No sabía cómo logré salir de aquella habitación.
De verdad.
Mis piernas estaban débiles, mi cabeza daba vueltas y mi corazón parecía que iba a salírseme por la boca en cualquier momento.
Entré al elevador casi sin poder ver bien.

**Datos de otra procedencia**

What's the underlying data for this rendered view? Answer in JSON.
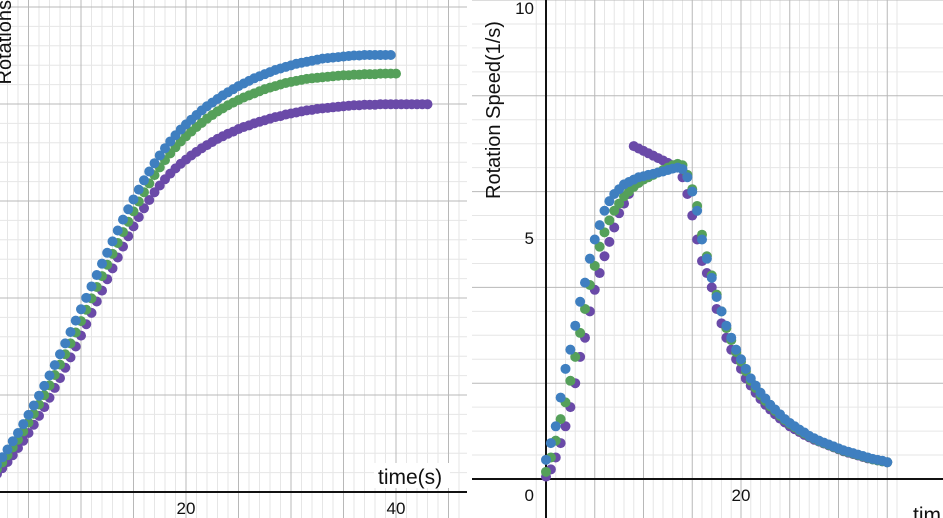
{
  "chart_data": [
    {
      "type": "scatter",
      "ylabel": "Rotations",
      "xlabel": "time(s)",
      "x_ticks": [
        "20",
        "40"
      ],
      "xlim": [
        -1,
        46
      ],
      "ylim": [
        0,
        10
      ],
      "grid": true,
      "series": [
        {
          "color": "#3f7fc0",
          "x": [
            0,
            0.5,
            1,
            1.5,
            2,
            2.5,
            3,
            3.5,
            4,
            4.5,
            5,
            5.5,
            6,
            6.5,
            7,
            7.5,
            8,
            8.5,
            9,
            9.5,
            10,
            10.5,
            11,
            11.5,
            12,
            12.5,
            13,
            13.5,
            14,
            14.5,
            15,
            15.5,
            16,
            16.5,
            17,
            17.5,
            18,
            18.5,
            19,
            19.5,
            20,
            20.5,
            21,
            21.5,
            22,
            22.5,
            23,
            23.5,
            24,
            24.5,
            25,
            25.5,
            26,
            26.5,
            27,
            27.5,
            28,
            28.5,
            29,
            29.5,
            30,
            30.5,
            31,
            31.5,
            32,
            32.5,
            33,
            33.5,
            34,
            34.5,
            35,
            35.5,
            36,
            36.5,
            37,
            37.5,
            38,
            38.5,
            39,
            39.5
          ],
          "y": [
            0.03,
            0.14,
            0.26,
            0.39,
            0.53,
            0.67,
            0.82,
            0.98,
            1.14,
            1.31,
            1.49,
            1.67,
            1.86,
            2.05,
            2.25,
            2.45,
            2.66,
            2.87,
            3.09,
            3.31,
            3.53,
            3.75,
            3.97,
            4.19,
            4.41,
            4.62,
            4.84,
            5.05,
            5.26,
            5.46,
            5.65,
            5.84,
            6.02,
            6.19,
            6.35,
            6.5,
            6.64,
            6.77,
            6.89,
            7.0,
            7.1,
            7.19,
            7.28,
            7.37,
            7.45,
            7.52,
            7.59,
            7.66,
            7.72,
            7.78,
            7.84,
            7.89,
            7.94,
            7.99,
            8.03,
            8.07,
            8.11,
            8.15,
            8.18,
            8.21,
            8.24,
            8.27,
            8.29,
            8.31,
            8.33,
            8.35,
            8.37,
            8.38,
            8.39,
            8.4,
            8.41,
            8.42,
            8.43,
            8.43,
            8.44,
            8.44,
            8.44,
            8.44,
            8.44,
            8.44
          ]
        },
        {
          "color": "#55a05a",
          "x": [
            0,
            0.5,
            1,
            1.5,
            2,
            2.5,
            3,
            3.5,
            4,
            4.5,
            5,
            5.5,
            6,
            6.5,
            7,
            7.5,
            8,
            8.5,
            9,
            9.5,
            10,
            10.5,
            11,
            11.5,
            12,
            12.5,
            13,
            13.5,
            14,
            14.5,
            15,
            15.5,
            16,
            16.5,
            17,
            17.5,
            18,
            18.5,
            19,
            19.5,
            20,
            20.5,
            21,
            21.5,
            22,
            22.5,
            23,
            23.5,
            24,
            24.5,
            25,
            25.5,
            26,
            26.5,
            27,
            27.5,
            28,
            28.5,
            29,
            29.5,
            30,
            30.5,
            31,
            31.5,
            32,
            32.5,
            33,
            33.5,
            34,
            34.5,
            35,
            35.5,
            36,
            36.5,
            37,
            37.5,
            38,
            38.5,
            39,
            39.5,
            40
          ],
          "y": [
            0.02,
            0.11,
            0.21,
            0.32,
            0.44,
            0.57,
            0.71,
            0.86,
            1.01,
            1.17,
            1.34,
            1.51,
            1.69,
            1.87,
            2.06,
            2.26,
            2.46,
            2.66,
            2.87,
            3.08,
            3.3,
            3.52,
            3.74,
            3.96,
            4.17,
            4.39,
            4.6,
            4.81,
            5.02,
            5.22,
            5.42,
            5.61,
            5.79,
            5.96,
            6.12,
            6.27,
            6.41,
            6.54,
            6.66,
            6.77,
            6.87,
            6.96,
            7.05,
            7.13,
            7.21,
            7.28,
            7.35,
            7.41,
            7.47,
            7.52,
            7.57,
            7.62,
            7.66,
            7.7,
            7.74,
            7.78,
            7.81,
            7.84,
            7.87,
            7.9,
            7.92,
            7.94,
            7.96,
            7.98,
            7.99,
            8.0,
            8.01,
            8.02,
            8.03,
            8.04,
            8.05,
            8.05,
            8.06,
            8.06,
            8.07,
            8.07,
            8.07,
            8.08,
            8.08,
            8.08,
            8.08
          ]
        },
        {
          "color": "#6a4aa8",
          "x": [
            0,
            0.5,
            1,
            1.5,
            2,
            2.5,
            3,
            3.5,
            4,
            4.5,
            5,
            5.5,
            6,
            6.5,
            7,
            7.5,
            8,
            8.5,
            9,
            9.5,
            10,
            10.5,
            11,
            11.5,
            12,
            12.5,
            13,
            13.5,
            14,
            14.5,
            15,
            15.5,
            16,
            16.5,
            17,
            17.5,
            18,
            18.5,
            19,
            19.5,
            20,
            20.5,
            21,
            21.5,
            22,
            22.5,
            23,
            23.5,
            24,
            24.5,
            25,
            25.5,
            26,
            26.5,
            27,
            27.5,
            28,
            28.5,
            29,
            29.5,
            30,
            30.5,
            31,
            31.5,
            32,
            32.5,
            33,
            33.5,
            34,
            34.5,
            35,
            35.5,
            36,
            36.5,
            37,
            37.5,
            38,
            38.5,
            39,
            39.5,
            40,
            40.5,
            41,
            41.5,
            42,
            42.5,
            43
          ],
          "y": [
            0.01,
            0.08,
            0.16,
            0.25,
            0.35,
            0.46,
            0.58,
            0.71,
            0.85,
            0.99,
            1.14,
            1.3,
            1.47,
            1.64,
            1.82,
            2.01,
            2.2,
            2.4,
            2.6,
            2.81,
            3.02,
            3.24,
            3.46,
            3.68,
            3.89,
            4.11,
            4.32,
            4.53,
            4.74,
            4.94,
            5.13,
            5.31,
            5.48,
            5.64,
            5.79,
            5.92,
            6.04,
            6.15,
            6.25,
            6.34,
            6.42,
            6.5,
            6.57,
            6.64,
            6.7,
            6.76,
            6.82,
            6.87,
            6.92,
            6.96,
            7.01,
            7.05,
            7.08,
            7.12,
            7.15,
            7.18,
            7.21,
            7.24,
            7.26,
            7.29,
            7.31,
            7.33,
            7.35,
            7.37,
            7.38,
            7.4,
            7.41,
            7.42,
            7.43,
            7.44,
            7.45,
            7.46,
            7.47,
            7.47,
            7.48,
            7.48,
            7.48,
            7.49,
            7.49,
            7.49,
            7.49,
            7.49,
            7.49,
            7.49,
            7.49,
            7.49,
            7.49
          ]
        }
      ]
    },
    {
      "type": "scatter",
      "ylabel": "Rotation Speed(1/s)",
      "xlabel": "tim",
      "x_ticks": [
        "0",
        "20"
      ],
      "y_ticks": [
        "10",
        "5"
      ],
      "xlim": [
        -1.5,
        36
      ],
      "ylim": [
        0,
        10
      ],
      "grid": true,
      "series": [
        {
          "color": "#3f7fc0",
          "x": [
            0,
            0.5,
            1,
            1.5,
            2,
            2.5,
            3,
            3.5,
            4,
            4.5,
            5,
            5.5,
            6,
            6.5,
            7,
            7.5,
            8,
            8.5,
            9,
            9.5,
            10,
            10.5,
            11,
            11.5,
            12,
            12.5,
            13,
            13.5,
            14,
            14.5,
            15,
            15.5,
            16,
            16.5,
            17,
            17.5,
            18,
            18.5,
            19,
            19.5,
            20,
            20.5,
            21,
            21.5,
            22,
            22.5,
            23,
            23.5,
            24,
            24.5,
            25,
            25.5,
            26,
            26.5,
            27,
            27.5,
            28,
            28.5,
            29,
            29.5,
            30,
            30.5,
            31,
            31.5,
            32,
            32.5,
            33,
            33.5,
            34,
            34.5,
            35
          ],
          "y": [
            0.4,
            0.75,
            1.1,
            1.7,
            2.3,
            2.7,
            3.2,
            3.7,
            4.1,
            4.6,
            5.0,
            5.3,
            5.6,
            5.8,
            5.95,
            6.05,
            6.15,
            6.2,
            6.25,
            6.3,
            6.32,
            6.35,
            6.37,
            6.4,
            6.42,
            6.45,
            6.48,
            6.5,
            6.47,
            6.3,
            6.0,
            5.6,
            5.0,
            4.6,
            4.2,
            3.8,
            3.5,
            3.2,
            2.95,
            2.7,
            2.5,
            2.3,
            2.1,
            1.95,
            1.8,
            1.68,
            1.55,
            1.45,
            1.35,
            1.25,
            1.17,
            1.1,
            1.03,
            0.97,
            0.9,
            0.85,
            0.8,
            0.76,
            0.72,
            0.68,
            0.64,
            0.6,
            0.57,
            0.54,
            0.51,
            0.48,
            0.45,
            0.42,
            0.4,
            0.38,
            0.35
          ]
        },
        {
          "color": "#55a05a",
          "x": [
            0,
            0.5,
            1,
            1.5,
            2,
            2.5,
            3,
            3.5,
            4,
            4.5,
            5,
            5.5,
            6,
            6.5,
            7,
            7.5,
            8,
            8.5,
            9,
            9.5,
            10,
            10.5,
            11,
            11.5,
            12,
            12.5,
            13,
            13.5,
            14,
            14.5,
            15,
            15.5,
            16,
            16.5,
            17,
            17.5,
            18,
            18.5,
            19,
            19.5,
            20,
            20.5,
            21,
            21.5,
            22,
            22.5,
            23,
            23.5,
            24,
            24.5,
            25,
            25.5,
            26,
            26.5,
            27,
            27.5,
            28,
            28.5,
            29,
            29.5,
            30,
            30.5,
            31,
            31.5,
            32,
            32.5,
            33,
            33.5,
            34,
            34.5,
            35
          ],
          "y": [
            0.15,
            0.45,
            0.8,
            1.25,
            1.6,
            2.05,
            2.55,
            3.05,
            3.55,
            4.05,
            4.45,
            4.85,
            5.15,
            5.4,
            5.6,
            5.75,
            5.9,
            6.0,
            6.1,
            6.18,
            6.25,
            6.3,
            6.35,
            6.4,
            6.45,
            6.5,
            6.55,
            6.58,
            6.55,
            6.35,
            6.05,
            5.7,
            5.1,
            4.65,
            4.25,
            3.85,
            3.5,
            3.15,
            2.9,
            2.65,
            2.45,
            2.25,
            2.05,
            1.9,
            1.75,
            1.63,
            1.52,
            1.42,
            1.32,
            1.23,
            1.15,
            1.08,
            1.01,
            0.95,
            0.89,
            0.84,
            0.79,
            0.75,
            0.71,
            0.67,
            0.63,
            0.59,
            0.56,
            0.53,
            0.5,
            0.47,
            0.44,
            0.41,
            0.39,
            0.37,
            0.35
          ]
        },
        {
          "color": "#6a4aa8",
          "x": [
            0,
            0.5,
            1,
            1.5,
            2,
            2.5,
            3,
            3.5,
            4,
            4.5,
            5,
            5.5,
            6,
            6.5,
            7,
            7.5,
            8,
            8.5,
            9,
            9.5,
            10,
            10.5,
            11,
            11.5,
            12,
            12.5,
            13,
            13.5,
            14,
            14.5,
            15,
            15.5,
            16,
            16.5,
            17,
            17.5,
            18,
            18.5,
            19,
            19.5,
            20,
            20.5,
            21,
            21.5,
            22,
            22.5,
            23,
            23.5,
            24,
            24.5,
            25,
            25.5,
            26,
            26.5,
            27,
            27.5,
            28,
            28.5,
            29,
            29.5,
            30,
            30.5,
            31,
            31.5,
            32,
            32.5,
            33,
            33.5,
            34,
            34.5,
            35
          ],
          "y": [
            0.05,
            0.2,
            0.45,
            0.75,
            1.1,
            1.5,
            2.0,
            2.55,
            2.95,
            3.5,
            3.95,
            4.3,
            4.65,
            4.95,
            5.25,
            5.55,
            5.75,
            5.95,
            6.95,
            6.9,
            6.85,
            6.8,
            6.75,
            6.7,
            6.65,
            6.6,
            6.55,
            6.5,
            6.3,
            5.95,
            5.5,
            5.0,
            4.55,
            4.3,
            4.0,
            3.55,
            3.25,
            2.95,
            2.7,
            2.5,
            2.3,
            2.1,
            1.95,
            1.8,
            1.67,
            1.55,
            1.45,
            1.35,
            1.26,
            1.18,
            1.1,
            1.04,
            0.98,
            0.92,
            0.87,
            0.82,
            0.78,
            0.74,
            0.7,
            0.66,
            0.62,
            0.58,
            0.55,
            0.52,
            0.49,
            0.46,
            0.43,
            0.41,
            0.39,
            0.37,
            0.35
          ]
        }
      ]
    }
  ]
}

La puerta se cerró… y me recargué en la pared.
Respiré hondo.
Pero no sirvió de nada.
La desesperación seguía ahí.
Pesada.
Sofocante.
Cuando el elevador llegó al vestíbulo, ni siquiera pasé por la entrada principal.
No.
Yo conocía ese hotel mejor que nadie.
Cada pasillo.
Cada salida.
Cada rincón.
Salí por la parte de atrás.
Sin mirar hacia atrás.
Sin querer ver a nadie.
Sin querer ser vista.
Pedí un auto por aplicación con las manos temblando.
Tardó pocos minutos.
Pero parecieron horas.
Me subí.
Di mi dirección con la voz entrecortada.
Y recargué la cabeza en el asiento.
Intentando entender.
Intentando recordar.
Pero no venía nada.
Nada más que fragmentos.
Sensaciones.
Confusas.
Inconexas.
Y eso me aterrorizaba aún más.
Cuando llegué a casa…
Rosemary estaba caminando de un lado a otro.
Claramente nerviosa.
En cuanto entré, vino directo hacia mí.
— Bela, ¿qué pasó?
No pude responder.
Simplemente…
Me derrumbé.
La abracé con fuerza.
Y empecé a llorar.
Desesperadamente.
Como nunca había llorado antes.
El cuerpo me temblaba.
La respiración me fallaba.
Y no podía hablar.
Durante varios minutos.
Rose se quedó en silencio.
Solo abrazándome.
Esperando.
Hasta que, poco a poco, logré respirar mejor.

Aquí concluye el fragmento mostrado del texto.